Anton Ekeroth

Personal information
- Full name: Anton Noah Christian Ekeroth
- Date of birth: 16 September 2001 (age 24)
- Height: 1.81 m (5 ft 11 in)
- Position: Left back

Team information
- Current team: Sigma Olomouc

Youth career
- –2021: Kalmar FF

Senior career*
- Years: Team / Apps / (Gls)
- 2020: → IFK Berga (loan) / 2 / (0)
- 2021: → Oskarshamns AIK (loan) / 25 / (1)
- 2022–2023: AFC Eskilstuna / 41 / (2)
- 2023–2024: AC Horsens / 29 / (0)
- 2024–2026: Hamkam / 46 / (2)
- 2026–: Sigma Olomouc / 0 / (0)

= Anton Ekeroth =

Swedish footballer (born 2002)

Anton Ekeroth (born 16 September 2001) is a Swedish footballer who plays as a left back for Sigma Olomouc in the Czech Czech First League.

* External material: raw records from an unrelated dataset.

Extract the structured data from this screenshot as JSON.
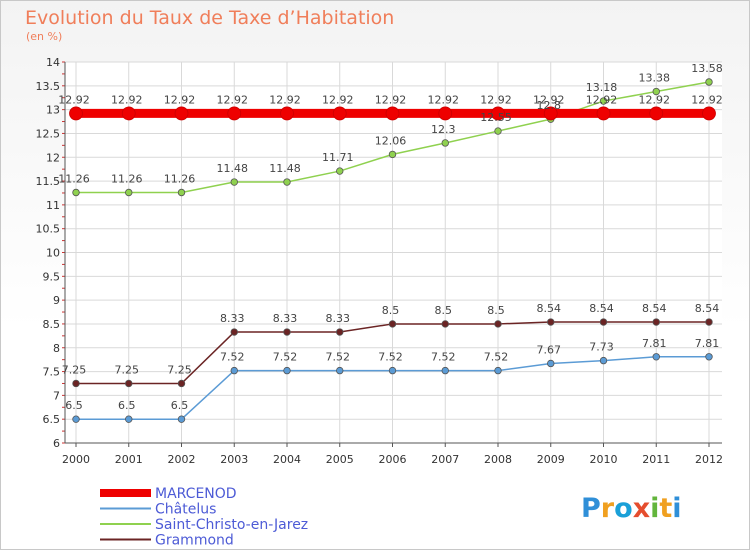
{
  "chart_data": {
    "type": "line",
    "title": "Evolution du Taux de Taxe d’Habitation",
    "subtitle": "(en %)",
    "x": [
      "2000",
      "2001",
      "2002",
      "2003",
      "2004",
      "2005",
      "2006",
      "2007",
      "2008",
      "2009",
      "2010",
      "2011",
      "2012"
    ],
    "y_ticks": [
      "6",
      "6.5",
      "7",
      "7.5",
      "8",
      "8.5",
      "9",
      "9.5",
      "10",
      "10.5",
      "11",
      "11.5",
      "12",
      "12.5",
      "13",
      "13.5",
      "14"
    ],
    "ylim": [
      6,
      14
    ],
    "grid": true,
    "legend_position": "bottom-left",
    "series": [
      {
        "name": "MARCENOD",
        "color": "#ee0000",
        "values": [
          12.92,
          12.92,
          12.92,
          12.92,
          12.92,
          12.92,
          12.92,
          12.92,
          12.92,
          12.92,
          12.92,
          12.92,
          12.92
        ],
        "labels": [
          "12.92",
          "12.92",
          "12.92",
          "12.92",
          "12.92",
          "12.92",
          "12.92",
          "12.92",
          "12.92",
          "12.92",
          "12.92",
          "12.92",
          "12.92"
        ]
      },
      {
        "name": "Châtelus",
        "color": "#5b9bd5",
        "values": [
          6.5,
          6.5,
          6.5,
          7.52,
          7.52,
          7.52,
          7.52,
          7.52,
          7.52,
          7.67,
          7.73,
          7.81,
          7.81
        ],
        "labels": [
          "6.5",
          "6.5",
          "6.5",
          "7.52",
          "7.52",
          "7.52",
          "7.52",
          "7.52",
          "7.52",
          "7.67",
          "7.73",
          "7.81",
          "7.81"
        ]
      },
      {
        "name": "Saint-Christo-en-Jarez",
        "color": "#8fd14f",
        "values": [
          11.26,
          11.26,
          11.26,
          11.48,
          11.48,
          11.71,
          12.06,
          12.3,
          12.55,
          12.8,
          13.18,
          13.38,
          13.58
        ],
        "labels": [
          "11.26",
          "11.26",
          "11.26",
          "11.48",
          "11.48",
          "11.71",
          "12.06",
          "12.3",
          "12.55",
          "12.8",
          "13.18",
          "13.38",
          "13.58"
        ]
      },
      {
        "name": "Grammond",
        "color": "#6b2424",
        "values": [
          7.25,
          7.25,
          7.25,
          8.33,
          8.33,
          8.33,
          8.5,
          8.5,
          8.5,
          8.54,
          8.54,
          8.54,
          8.54
        ],
        "labels": [
          "7.25",
          "7.25",
          "7.25",
          "8.33",
          "8.33",
          "8.33",
          "8.5",
          "8.5",
          "8.5",
          "8.54",
          "8.54",
          "8.54",
          "8.54"
        ]
      }
    ]
  },
  "logo": {
    "text": "Proxiti"
  }
}
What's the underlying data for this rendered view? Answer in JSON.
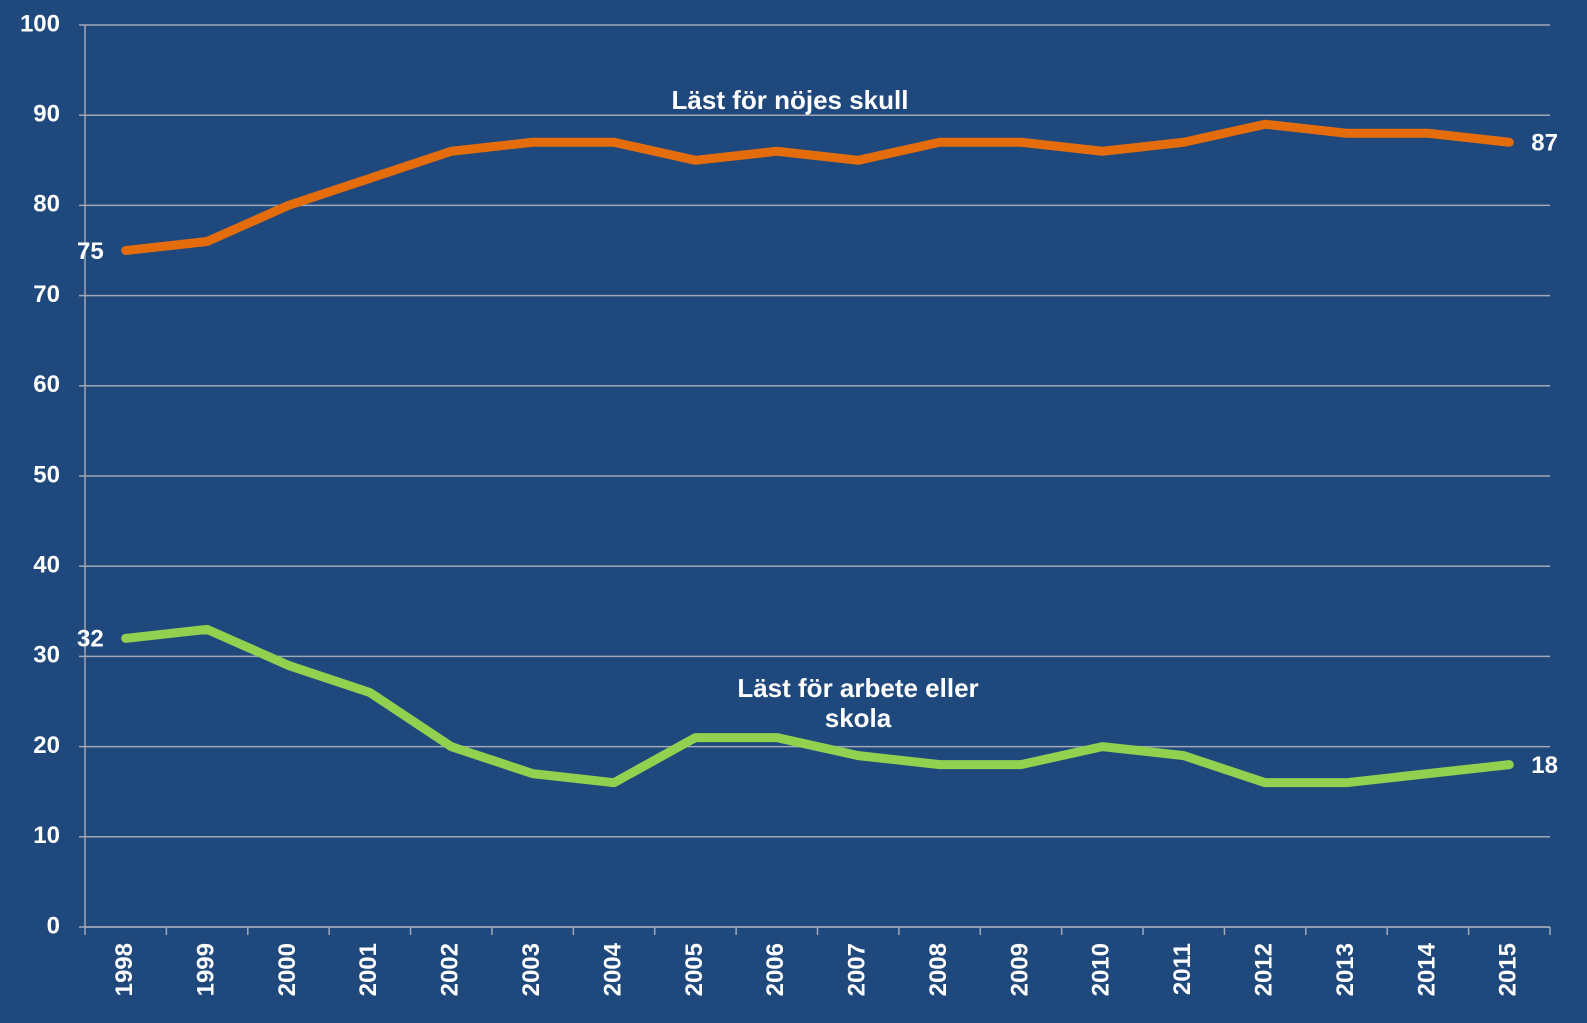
{
  "chart_data": {
    "type": "line",
    "categories": [
      "1998",
      "1999",
      "2000",
      "2001",
      "2002",
      "2003",
      "2004",
      "2005",
      "2006",
      "2007",
      "2008",
      "2009",
      "2010",
      "2011",
      "2012",
      "2013",
      "2014",
      "2015"
    ],
    "series": [
      {
        "name": "Läst för nöjes skull",
        "color": "#e46c0a",
        "values": [
          75,
          76,
          80,
          83,
          86,
          87,
          87,
          85,
          86,
          85,
          87,
          87,
          86,
          87,
          89,
          88,
          88,
          87
        ]
      },
      {
        "name": "Läst för arbete eller skola",
        "color": "#92d050",
        "values": [
          32,
          33,
          29,
          26,
          20,
          17,
          16,
          21,
          21,
          19,
          18,
          18,
          20,
          19,
          16,
          16,
          17,
          18
        ]
      }
    ],
    "ylim": [
      0,
      100
    ],
    "yticks": [
      0,
      10,
      20,
      30,
      40,
      50,
      60,
      70,
      80,
      90,
      100
    ],
    "grid": true,
    "background": "#1f497d"
  }
}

Ekeroth started his youth career in a small club. He played youth football for Kalmar FF, being loaned briefly to IFK Berga in 2020 while mostly playing for Kalmar's P19 Allsvenskan team. In 2021 he spent the entire season on loan to Kalmar's cooperation club Oskarshamns AIK.

He then moved to Superettan and AFC Eskilstuna in 2022. His first Superettan goal secured one point against Östersund in August 2023.

Shortly after that, he moved to the newly relegated club AC Horsens in the Danish 1st Division. He immediately became a starting player for Horsens. Shortly after the start of the 2024–25 Danish 1st Division, Ekeroth was bought by Hamkam in Norway. Ekeroth was determined to grab the chance to play in a first-tier league.